The most powerful technological forces have established a new normative model in the culture of the entrepreneurship of the self, which has become standard in the western world, where there is pressure to be constantly present and engaged. Not being switched on means falling behind, being out of step and thus losing a competitive edge.

The antagonism between labor and free time exposes the intrinsic contradiction of rationality and its transformation path in industrial age. Rationality, when set free and unchecked, demands removal of any obstacle to profit maximization. The end result? Workers no longer behave rationally: Instead of working for living, they live to work — their work no longer serves to subsidize the enjoyment of their free time, but they use their free time to become more productive workers.

Waiting

What will we wait for when we no longer need to wait to arrive? We wait for the coming of what abides. And what abides will be the unceasingly available instant that no longer has to be waited for (Paul Virilio).

Waiting has been the central idea of narrative from Homer to Hollywood, but has never been properly mapped. Waiting for Godot is the first play about waiting. H. Schweizer’s “On Waiting” is a modern analysis of the concept. Waiting is universally denigrated. It lacks the charm of boredom or desire. It is difficult to enjoy people for whom we have waited too long. Waiting is not simply a passage of time – waiting time must be endured rather than traversed. Time during waiting is slow and thick.

Money confuses time with itself – money culture recognizes no currency but its own. Waiting is assigned to the poor and powerless so as to ritualistically reinforce social and political demarcation.

Waiting always carries hierarchical overtones – long waiting lines are for the people with less dignity and self-pride, disenfranchised folks in general (e.g. long lines for visa applications, residency permits, asylum…).
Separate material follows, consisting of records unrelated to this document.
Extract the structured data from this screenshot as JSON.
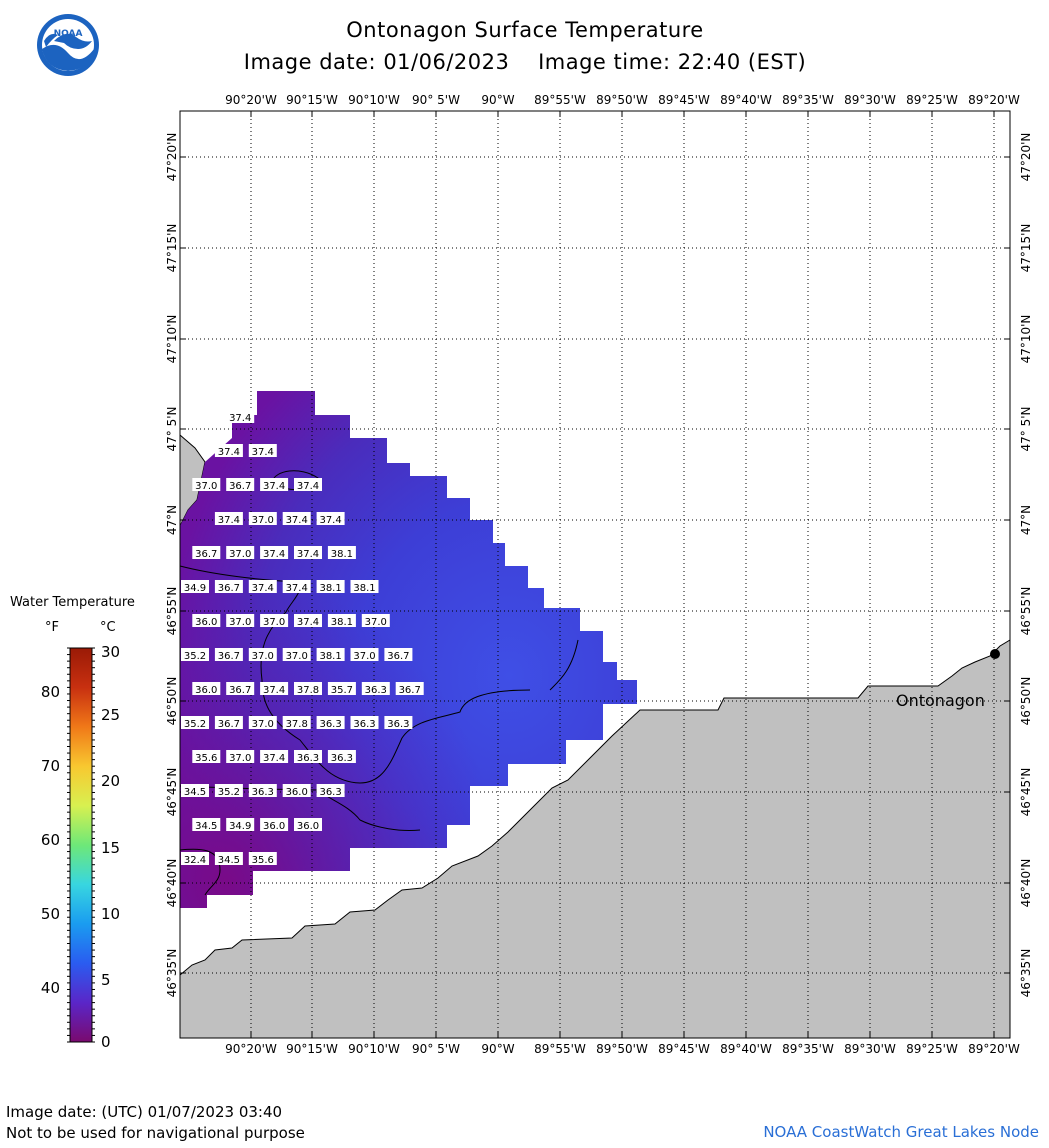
{
  "header": {
    "title": "Ontonagon Surface Temperature",
    "date_label": "Image date: 01/06/2023",
    "time_label": "Image time: 22:40 (EST)"
  },
  "logo": {
    "text": "NOAA"
  },
  "map": {
    "lon_labels": [
      "90°20'W",
      "90°15'W",
      "90°10'W",
      "90° 5'W",
      "90°W",
      "89°55'W",
      "89°50'W",
      "89°45'W",
      "89°40'W",
      "89°35'W",
      "89°30'W",
      "89°25'W",
      "89°20'W"
    ],
    "lat_labels": [
      "47°20'N",
      "47°15'N",
      "47°10'N",
      "47° 5'N",
      "47°N",
      "46°55'N",
      "46°50'N",
      "46°45'N",
      "46°40'N",
      "46°35'N"
    ],
    "place_label": "Ontonagon",
    "land_color": "#c0c0c0",
    "water_background": "#ffffff",
    "temperature_readings": [
      {
        "value": "37.4",
        "row": 0,
        "col": 4
      },
      {
        "value": "37.4",
        "row": 1,
        "col": 3
      },
      {
        "value": "37.4",
        "row": 1,
        "col": 6
      },
      {
        "value": "37.0",
        "row": 2,
        "col": 1
      },
      {
        "value": "36.7",
        "row": 2,
        "col": 4
      },
      {
        "value": "37.4",
        "row": 2,
        "col": 7
      },
      {
        "value": "37.4",
        "row": 2,
        "col": 10
      },
      {
        "value": "37.4",
        "row": 3,
        "col": 3
      },
      {
        "value": "37.0",
        "row": 3,
        "col": 6
      },
      {
        "value": "37.4",
        "row": 3,
        "col": 9
      },
      {
        "value": "37.4",
        "row": 3,
        "col": 12
      },
      {
        "value": "36.7",
        "row": 4,
        "col": 1
      },
      {
        "value": "37.0",
        "row": 4,
        "col": 4
      },
      {
        "value": "37.4",
        "row": 4,
        "col": 7
      },
      {
        "value": "37.4",
        "row": 4,
        "col": 10
      },
      {
        "value": "38.1",
        "row": 4,
        "col": 13
      },
      {
        "value": "34.9",
        "row": 5,
        "col": 0
      },
      {
        "value": "36.7",
        "row": 5,
        "col": 3
      },
      {
        "value": "37.4",
        "row": 5,
        "col": 6
      },
      {
        "value": "37.4",
        "row": 5,
        "col": 9
      },
      {
        "value": "38.1",
        "row": 5,
        "col": 12
      },
      {
        "value": "38.1",
        "row": 5,
        "col": 15
      },
      {
        "value": "36.0",
        "row": 6,
        "col": 1
      },
      {
        "value": "37.0",
        "row": 6,
        "col": 4
      },
      {
        "value": "37.0",
        "row": 6,
        "col": 7
      },
      {
        "value": "37.4",
        "row": 6,
        "col": 10
      },
      {
        "value": "38.1",
        "row": 6,
        "col": 13
      },
      {
        "value": "37.0",
        "row": 6,
        "col": 16
      },
      {
        "value": "35.2",
        "row": 7,
        "col": 0
      },
      {
        "value": "36.7",
        "row": 7,
        "col": 3
      },
      {
        "value": "37.0",
        "row": 7,
        "col": 6
      },
      {
        "value": "37.0",
        "row": 7,
        "col": 9
      },
      {
        "value": "38.1",
        "row": 7,
        "col": 12
      },
      {
        "value": "37.0",
        "row": 7,
        "col": 15
      },
      {
        "value": "36.7",
        "row": 7,
        "col": 18
      },
      {
        "value": "36.0",
        "row": 8,
        "col": 1
      },
      {
        "value": "36.7",
        "row": 8,
        "col": 4
      },
      {
        "value": "37.4",
        "row": 8,
        "col": 7
      },
      {
        "value": "37.8",
        "row": 8,
        "col": 10
      },
      {
        "value": "35.7",
        "row": 8,
        "col": 13
      },
      {
        "value": "36.3",
        "row": 8,
        "col": 16
      },
      {
        "value": "36.7",
        "row": 8,
        "col": 19
      },
      {
        "value": "35.2",
        "row": 9,
        "col": 0
      },
      {
        "value": "36.7",
        "row": 9,
        "col": 3
      },
      {
        "value": "37.0",
        "row": 9,
        "col": 6
      },
      {
        "value": "37.8",
        "row": 9,
        "col": 9
      },
      {
        "value": "36.3",
        "row": 9,
        "col": 12
      },
      {
        "value": "36.3",
        "row": 9,
        "col": 15
      },
      {
        "value": "36.3",
        "row": 9,
        "col": 18
      },
      {
        "value": "35.6",
        "row": 10,
        "col": 1
      },
      {
        "value": "37.0",
        "row": 10,
        "col": 4
      },
      {
        "value": "37.4",
        "row": 10,
        "col": 7
      },
      {
        "value": "36.3",
        "row": 10,
        "col": 10
      },
      {
        "value": "36.3",
        "row": 10,
        "col": 13
      },
      {
        "value": "34.5",
        "row": 11,
        "col": 0
      },
      {
        "value": "35.2",
        "row": 11,
        "col": 3
      },
      {
        "value": "36.3",
        "row": 11,
        "col": 6
      },
      {
        "value": "36.0",
        "row": 11,
        "col": 9
      },
      {
        "value": "36.3",
        "row": 11,
        "col": 12
      },
      {
        "value": "34.5",
        "row": 12,
        "col": 1
      },
      {
        "value": "34.9",
        "row": 12,
        "col": 4
      },
      {
        "value": "36.0",
        "row": 12,
        "col": 7
      },
      {
        "value": "36.0",
        "row": 12,
        "col": 10
      },
      {
        "value": "32.4",
        "row": 13,
        "col": 0
      },
      {
        "value": "34.5",
        "row": 13,
        "col": 3
      },
      {
        "value": "35.6",
        "row": 13,
        "col": 6
      }
    ]
  },
  "legend": {
    "title": "Water Temperature",
    "unit_f": "°F",
    "unit_c": "°C",
    "f_ticks": [
      "80",
      "70",
      "60",
      "50",
      "40"
    ],
    "c_ticks": [
      "30",
      "25",
      "20",
      "15",
      "10",
      "5",
      "0"
    ],
    "scale_colors": [
      "#7a0a6e",
      "#5a26c8",
      "#2a5cf0",
      "#1a9cf0",
      "#38d6e0",
      "#6ee878",
      "#d8f050",
      "#f8c830",
      "#f07818",
      "#c83010",
      "#9a1a06"
    ]
  },
  "footer": {
    "utc_date": "Image date: (UTC) 01/07/2023  03:40",
    "disclaimer": "Not to be used for navigational purpose",
    "credit": "NOAA CoastWatch Great Lakes Node"
  }
}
Postmodernity is characterized by an ever accelerating contraction of duration. Blackberries and iPhones (general hyper-connectivity interfaces) deliver information without making us wait. (Our writing is facing an extinction of comma that once indicated a pause.) From the modern perspective, waiting means almost always never. The indignities of waiting in a culture of the instant are the discomfort of being out of sync with modernity and with the habit of velocity.

Procrastination

The central idea of modernity is procrastination. One procrastinates in order to be better prepared to grasp things that truly matter. Max Weber links this particular intent to delay (rather than haste and impatience) to such seminal modern innovations as accumulation of capital and the spread and entrenchment of the work ethic. The denial of immediacy and the principle of delay of gratification is what rendered the scene modern to begin with.

The desire for improvement gave the effort its traction and momentum; but the caveat ‘not yet’, ‘not just now’, directed that effort towards its unanticipated consequence, as growth, development, acceleration and, for that matter, modern society*.

The need to wait magnified the seductive powers of the prize. Far from degrading the gratification of desires, the precept to postpone it made it into the supreme purpose of life. Owing to its ambivalence, procrastination fed two opposite developments: work ethic (in the society of producers, the ethical principle of delayed gratification used to secure the durability of the work effort) and aesthetic of consumption (in the society of consumers, the same principle may be still needed in practice to secure the durability of desire).